I asked how his son had been as a baby. “Oh,” he said, “It was hell. He cried constantly.”
These miniature versions of ourselves offer glimpses of who we are before the world intervenes. Imagine being highly sensitive and a baby. Is it any wonder they cry all the time?
The Dandelion and the Orchid
Dr. Thomas Boyce is a professor of pediatrics and psychiatry at the University of California, San Francisco. In this book, The Orchid and the Dandelion, he describes two types of children:
The Dandelion - Kids who will grow in almost any conditions.
The Orchid - Kids who are naturally sensitive and often need support.
His studies showed that kids had very different responses when facing challenges. He measured children's cortisol (a stress hormone) and fight-or-flight responses while challenging them to endure a stressful event.
He found that dandelion kids had low or normal responses when challenged. The orchid kids were different. They showed high reactivity in both cortisol levels and fight-or-flight responses. Interestingly, the orchid kids represented about 20% of those tested, which matches Dr. Aron’s estimate of the percentage of HSPs in the population.

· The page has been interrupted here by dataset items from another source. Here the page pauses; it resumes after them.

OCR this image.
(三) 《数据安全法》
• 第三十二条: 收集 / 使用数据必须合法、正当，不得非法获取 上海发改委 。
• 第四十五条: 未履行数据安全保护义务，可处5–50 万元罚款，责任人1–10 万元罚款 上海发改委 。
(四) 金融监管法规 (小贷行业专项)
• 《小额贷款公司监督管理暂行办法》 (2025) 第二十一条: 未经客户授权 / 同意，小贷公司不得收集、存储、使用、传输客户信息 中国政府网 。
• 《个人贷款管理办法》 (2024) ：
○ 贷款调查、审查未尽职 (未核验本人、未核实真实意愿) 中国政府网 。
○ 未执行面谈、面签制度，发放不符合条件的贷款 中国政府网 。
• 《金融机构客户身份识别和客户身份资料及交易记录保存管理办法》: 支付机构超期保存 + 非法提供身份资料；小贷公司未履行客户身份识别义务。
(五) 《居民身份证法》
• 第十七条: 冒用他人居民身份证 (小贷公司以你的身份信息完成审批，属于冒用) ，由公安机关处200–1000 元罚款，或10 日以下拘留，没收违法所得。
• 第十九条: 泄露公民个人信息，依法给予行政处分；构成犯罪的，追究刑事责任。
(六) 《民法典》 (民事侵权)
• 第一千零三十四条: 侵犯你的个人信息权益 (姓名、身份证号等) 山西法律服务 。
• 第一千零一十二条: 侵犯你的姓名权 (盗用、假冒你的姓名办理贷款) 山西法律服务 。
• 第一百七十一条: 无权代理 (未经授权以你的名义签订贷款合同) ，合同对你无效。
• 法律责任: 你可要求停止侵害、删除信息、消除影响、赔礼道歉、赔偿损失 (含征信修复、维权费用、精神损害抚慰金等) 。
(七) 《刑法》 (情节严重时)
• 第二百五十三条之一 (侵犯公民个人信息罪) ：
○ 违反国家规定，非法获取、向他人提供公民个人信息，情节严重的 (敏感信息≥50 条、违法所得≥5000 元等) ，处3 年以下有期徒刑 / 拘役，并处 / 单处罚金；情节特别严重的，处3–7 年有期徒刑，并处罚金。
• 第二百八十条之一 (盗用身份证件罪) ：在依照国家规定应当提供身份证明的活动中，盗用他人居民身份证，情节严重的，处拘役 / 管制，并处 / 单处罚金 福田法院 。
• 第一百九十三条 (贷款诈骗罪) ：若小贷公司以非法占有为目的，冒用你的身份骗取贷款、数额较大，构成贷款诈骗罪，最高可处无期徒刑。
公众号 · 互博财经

Why does this matter? Because it shows that sensitivity and reactivity are authentic, natural responses. Babies don’t choose to cry all night. Kids don’t choose how their brains react to stress. It’s the way they are.
Feelers, orchid kids, and highly sensitive people are not likely to change easily. Rather than assuming something is wrong, it may be best to recognize their sensitivity and find ways to support them.